Predicting Solar Flares Using CNN and LSTM on Two Solar Cycles of Active Region Data

TL;DR

This study employs CNN and LSTM deep learning models to predict solar flares using data from two solar cycles, demonstrating improved accuracy with ensemble methods and interpretability via attribution techniques.

Contribution

It introduces a stacking ensemble of CNN and LSTM for flare prediction and applies Integrated Gradients for model interpretability, highlighting the importance of multi-cycle data and magnetic flux features.

Findings

LSTM trained on two cycles outperforms single-cycle training with higher TSS.

Ensemble of CNN and LSTM yields higher TSS than individual models.

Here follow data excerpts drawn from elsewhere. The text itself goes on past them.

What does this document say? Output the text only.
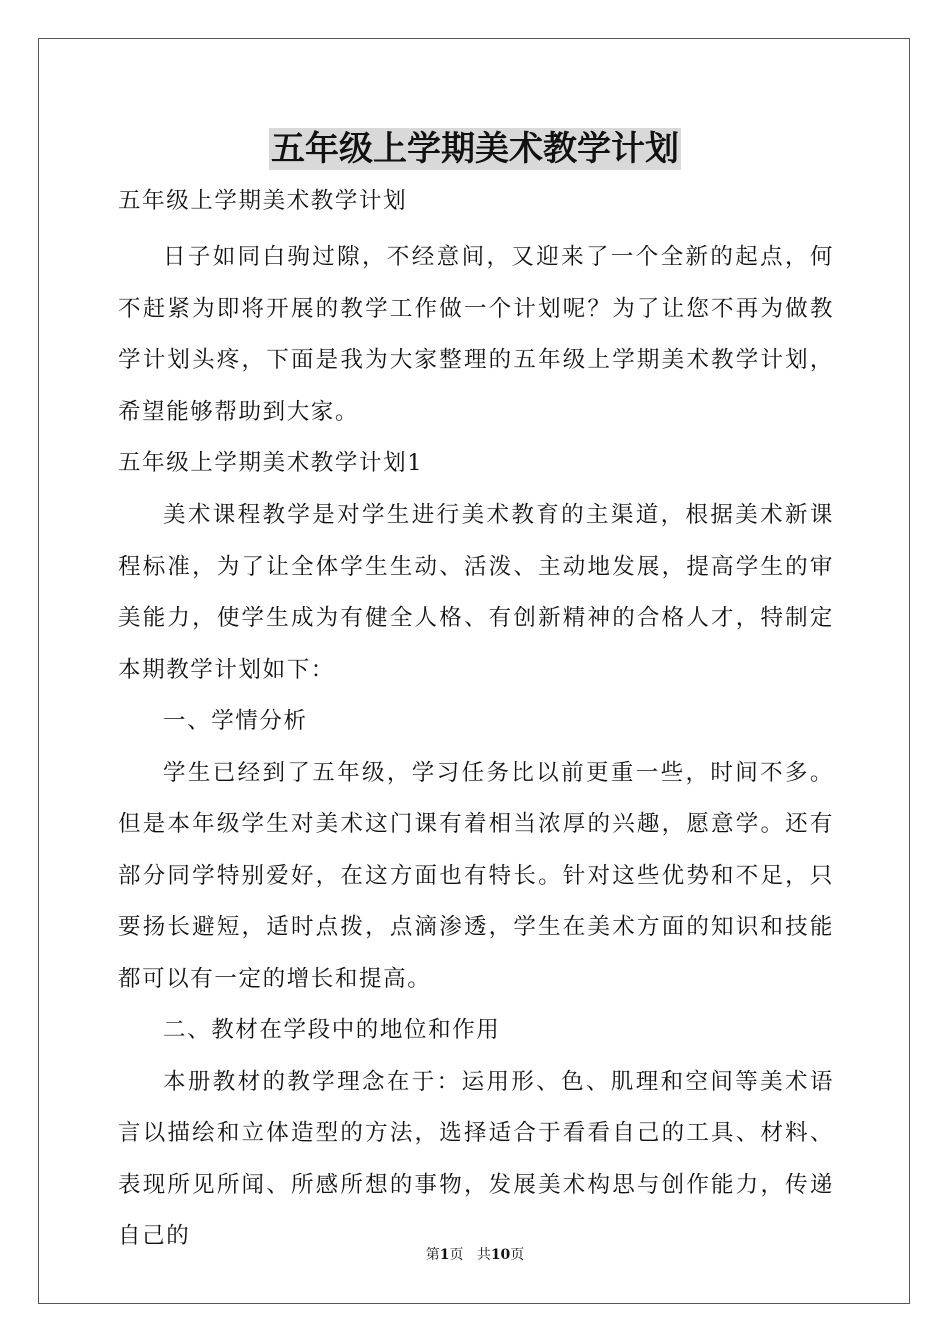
五年级上学期美术教学计划

五年级上学期美术教学计划

日子如同白驹过隙，不经意间，又迎来了一个全新的起点，何不赶紧为即将开展的教学工作做一个计划呢？为了让您不再为做教学计划头疼，下面是我为大家整理的五年级上学期美术教学计划，希望能够帮助到大家。

五年级上学期美术教学计划1

美术课程教学是对学生进行美术教育的主渠道，根据美术新课程标准，为了让全体学生生动、活泼、主动地发展，提高学生的审美能力，使学生成为有健全人格、有创新精神的合格人才，特制定本期教学计划如下：

一、学情分析

学生已经到了五年级，学习任务比以前更重一些，时间不多。但是本年级学生对美术这门课有着相当浓厚的兴趣，愿意学。还有部分同学特别爱好，在这方面也有特长。针对这些优势和不足，只要扬长避短，适时点拨，点滴渗透，学生在美术方面的知识和技能都可以有一定的增长和提高。

二、教材在学段中的地位和作用

本册教材的教学理念在于：运用形、色、肌理和空间等美术语言以描绘和立体造型的方法，选择适合于看看自己的工具、材料、表现所见所闻、所感所想的事物，发展美术构思与创作能力，传递自己的

第1页 共10页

Integrated Gradients attribute flare predictions to magnetic flux, revealing model limitations.

Abstract

We consider the flare prediction problem that distinguishes flare-imminent active regions that produce an M- or X-class flare in the future 24 hours, from quiet active regions that do not produce any flare within $\pm 24$ hours. Using line-of-sight magnetograms and parameters of active regions in two data products covering Solar Cycle 23 and 24, we train and evaluate two deep learning algorithms -- CNN and LSTM -- and their stacking ensembles. The decisions of CNN are explained using visual attribution methods. We have the following three main findings. (1) LSTM trained on data from two solar cycles achieves significantly higher True Skill Scores (TSS) than that trained on data from a single solar cycle with a confidence level of at least 0.95. (2) On data from Solar Cycle 23, a stacking ensemble that combines predictions from LSTM and CNN using the TSS criterion achieves significantly higher TSS than the "select-best" strategy with a confidence level of at least 0.95. (3) A visual attribution method called Integrated Gradients is able to attribute the CNN's predictions of flares to the emerging magnetic flux in the active region. It also reveals a limitation of CNN as a flare prediction method using line-of-sight magnetograms: it treats the polarity artifact of line-of-sight magnetograms as positive evidence of flares.